Find an orbit of period 5 for the chaotic logistic function $g(x)=4x(1-x)$.

Note: There's a couple of ways to go on this. One way would be to use a computer to solve $g^5(x)=x$. Another way must be doable without a calculator??

An archived instance of discourse for discussion in undergraduate Complex Dynamics.

mark

Find an orbit of period 5 for the chaotic logistic function $g(x)=4x(1-x)$.

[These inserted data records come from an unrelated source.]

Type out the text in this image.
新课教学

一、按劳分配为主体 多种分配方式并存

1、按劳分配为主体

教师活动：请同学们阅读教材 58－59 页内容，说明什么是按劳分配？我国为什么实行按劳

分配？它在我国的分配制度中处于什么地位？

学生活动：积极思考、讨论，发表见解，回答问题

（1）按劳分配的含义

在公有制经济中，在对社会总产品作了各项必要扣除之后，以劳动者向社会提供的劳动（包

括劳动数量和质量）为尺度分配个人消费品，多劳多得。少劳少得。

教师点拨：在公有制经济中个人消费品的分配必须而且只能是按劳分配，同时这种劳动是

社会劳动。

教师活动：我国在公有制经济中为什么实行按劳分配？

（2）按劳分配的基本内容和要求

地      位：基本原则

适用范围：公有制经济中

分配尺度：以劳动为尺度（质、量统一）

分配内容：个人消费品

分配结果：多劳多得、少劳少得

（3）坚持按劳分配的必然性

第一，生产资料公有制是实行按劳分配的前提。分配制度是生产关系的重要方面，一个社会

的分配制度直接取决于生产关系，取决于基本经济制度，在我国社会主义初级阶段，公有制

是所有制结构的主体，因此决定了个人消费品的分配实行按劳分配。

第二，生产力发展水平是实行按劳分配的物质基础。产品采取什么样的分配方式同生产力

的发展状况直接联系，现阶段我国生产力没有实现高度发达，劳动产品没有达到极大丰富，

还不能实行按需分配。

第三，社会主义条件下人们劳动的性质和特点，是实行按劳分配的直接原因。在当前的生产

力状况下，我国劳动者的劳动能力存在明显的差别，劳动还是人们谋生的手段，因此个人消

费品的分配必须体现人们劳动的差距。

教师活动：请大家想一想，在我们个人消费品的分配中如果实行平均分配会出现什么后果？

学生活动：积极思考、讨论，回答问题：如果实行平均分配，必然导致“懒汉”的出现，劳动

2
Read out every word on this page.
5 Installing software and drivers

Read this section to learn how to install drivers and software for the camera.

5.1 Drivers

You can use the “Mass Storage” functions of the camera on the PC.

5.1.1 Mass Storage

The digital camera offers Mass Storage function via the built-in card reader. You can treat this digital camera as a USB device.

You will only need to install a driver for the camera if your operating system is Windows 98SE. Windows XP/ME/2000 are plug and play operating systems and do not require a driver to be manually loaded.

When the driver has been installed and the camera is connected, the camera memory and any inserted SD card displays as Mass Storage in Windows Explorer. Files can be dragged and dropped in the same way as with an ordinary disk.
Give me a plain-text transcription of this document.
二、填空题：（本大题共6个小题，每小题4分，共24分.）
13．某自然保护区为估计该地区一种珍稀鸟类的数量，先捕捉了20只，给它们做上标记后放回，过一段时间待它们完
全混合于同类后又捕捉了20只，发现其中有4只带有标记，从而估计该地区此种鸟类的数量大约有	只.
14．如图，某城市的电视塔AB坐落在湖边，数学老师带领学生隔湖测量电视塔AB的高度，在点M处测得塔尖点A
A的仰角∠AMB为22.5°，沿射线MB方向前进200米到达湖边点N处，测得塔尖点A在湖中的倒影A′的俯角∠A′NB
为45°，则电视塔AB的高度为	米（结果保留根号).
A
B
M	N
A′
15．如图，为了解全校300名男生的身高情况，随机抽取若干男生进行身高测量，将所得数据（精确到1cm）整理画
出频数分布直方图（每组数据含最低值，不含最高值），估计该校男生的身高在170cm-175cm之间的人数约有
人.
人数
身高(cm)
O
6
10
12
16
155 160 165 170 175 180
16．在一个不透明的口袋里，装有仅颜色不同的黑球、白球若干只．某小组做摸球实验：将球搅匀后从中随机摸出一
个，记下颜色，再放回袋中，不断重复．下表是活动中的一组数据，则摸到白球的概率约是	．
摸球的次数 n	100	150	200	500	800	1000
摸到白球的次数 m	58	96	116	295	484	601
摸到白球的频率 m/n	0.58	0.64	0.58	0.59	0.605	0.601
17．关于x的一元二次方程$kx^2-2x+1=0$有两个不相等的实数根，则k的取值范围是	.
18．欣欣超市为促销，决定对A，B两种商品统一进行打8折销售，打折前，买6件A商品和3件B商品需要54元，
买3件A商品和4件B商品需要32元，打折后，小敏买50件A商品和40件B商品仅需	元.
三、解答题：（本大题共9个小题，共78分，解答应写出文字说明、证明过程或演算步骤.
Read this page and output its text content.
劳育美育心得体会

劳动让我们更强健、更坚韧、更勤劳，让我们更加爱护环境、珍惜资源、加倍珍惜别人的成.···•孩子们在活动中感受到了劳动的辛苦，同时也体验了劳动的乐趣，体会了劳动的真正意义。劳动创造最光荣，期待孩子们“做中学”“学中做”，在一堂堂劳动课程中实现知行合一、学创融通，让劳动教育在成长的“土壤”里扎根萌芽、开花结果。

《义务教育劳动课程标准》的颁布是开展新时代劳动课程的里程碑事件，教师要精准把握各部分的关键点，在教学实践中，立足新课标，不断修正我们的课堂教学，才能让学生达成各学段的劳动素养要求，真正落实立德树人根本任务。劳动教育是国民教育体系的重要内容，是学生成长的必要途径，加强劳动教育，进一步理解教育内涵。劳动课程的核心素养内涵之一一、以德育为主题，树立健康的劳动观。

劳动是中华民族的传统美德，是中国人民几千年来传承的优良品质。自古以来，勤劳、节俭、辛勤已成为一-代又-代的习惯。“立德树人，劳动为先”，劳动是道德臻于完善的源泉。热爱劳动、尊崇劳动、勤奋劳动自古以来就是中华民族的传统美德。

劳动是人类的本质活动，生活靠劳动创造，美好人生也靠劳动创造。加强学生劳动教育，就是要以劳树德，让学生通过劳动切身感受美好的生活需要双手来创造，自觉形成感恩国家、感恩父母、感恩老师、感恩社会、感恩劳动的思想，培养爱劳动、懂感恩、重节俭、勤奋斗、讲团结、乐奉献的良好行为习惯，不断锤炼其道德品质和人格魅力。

Note: There's a couple of ways to go on this. One way would be to use a computer to solve $g^5(x)=x$. Another way must be doable without a calculator??

SomeCallMeTim

I utilized Mathematica in order to numerically solve for orbits of period 5 for the chaotic logistic function $g(x)=4x(1-x)$.

I first defined the function using the following code:

```
g[c_][x_] = 4 x - 4 x^2 + c;
g[n_, c_][x_] := Nest[g[c], x, n];
```

Having defined the function, I next solved for values of x where after 5 iterations, we have returned to the initial value.

`per5Points = NSolve[g[5, 0][x] == x, x]`

Finally, I extracted and tested one of the nonzero output solutions, taking it through two cycles to be quite certain of the periodic behavior.

```
p5 = x /. per5Points[[2]]
NestList[g[0], p5, 10]
```

Which produced the cycle $0.00903565, 0.035816, 0.138133, 0.476209, 0.997736, 0.00903565,

0.035816, 0.138133, 0.476209, 0.997736, 0.00903565$ , which does return to the initial value every 5th iteration.

The full list of solutions generated is:

{x -> 0.}, {x -> 0.00903565}, {x -> 0.010235}, {x -> 0.035816}, {x ->

0.0405211}, {x -> 0.0793732}, {x -> 0.0896183}, {x ->

0.138133}, {x -> 0.155517}, {x -> 0.209972}, {x -> 0.235524}, {x ->

0.292363}, {x -> 0.329169}, {x -> 0.377134}, {x -> 0.411438}, {x ->

0.445821}, {x -> 0.493}, {x -> 0.511038}, {x -> 0.578354}, {x ->

0.615607}, {x -> 0.662237}, {x -> 0.715041}, {x -> 0.716322}, {x ->

0.772761}, {x -> 0.826939}, {x -> 0.928658}, {x -> 0.941514}, {x ->

1.04274}, {x -> 1.04331}, {x -> 1.09213}, {x -> 1.10036}, {x ->

1.12518}

mark

I think this solution by @SomeCallMeTim is awesome! I wonder if anyone else has a different approach? One that could be done by hand??

RedCrayon

Using @SomeCallMeTim's values, we could draw a graph that looks like this

and imagine the cobweb plot superimposed onto it, but it's not obvious that a starting value of $0.00903565$ produces a period $5$ orbit.

Rick

To find a period 5 orbit of g, we can use the binary representation and choose values for c such that

$0_2.\overline{c_1c_2c_3c_4c_5}=0_2\overline{.00001}=\sum_{k=1}^{\infty}\frac{1}{32^k}=\sum_{k=0}^{\infty}\frac{1}{32^{k+1}}=\frac{1}{32}*\sum_{k=0}^{\infty}\frac{1}{32^{k}}=\frac{1}{32}

\frac{1}{1-\frac{1}{32}}=\frac{31}{32}\frac{32}{31}=\frac{1}{31}$.

So, the orbit containing $\frac{1}{31}$ is a period 5 orbit of g.

mark

@Rick

Be sure to check your work. For example, if you think that $1/31$ is an orbit of period 5 for $g$, then compute 5 iterates and see where you are.

In reality, I think you've missed a crucial step.

I've added Example 7.9 to our notes on real iteration that might help.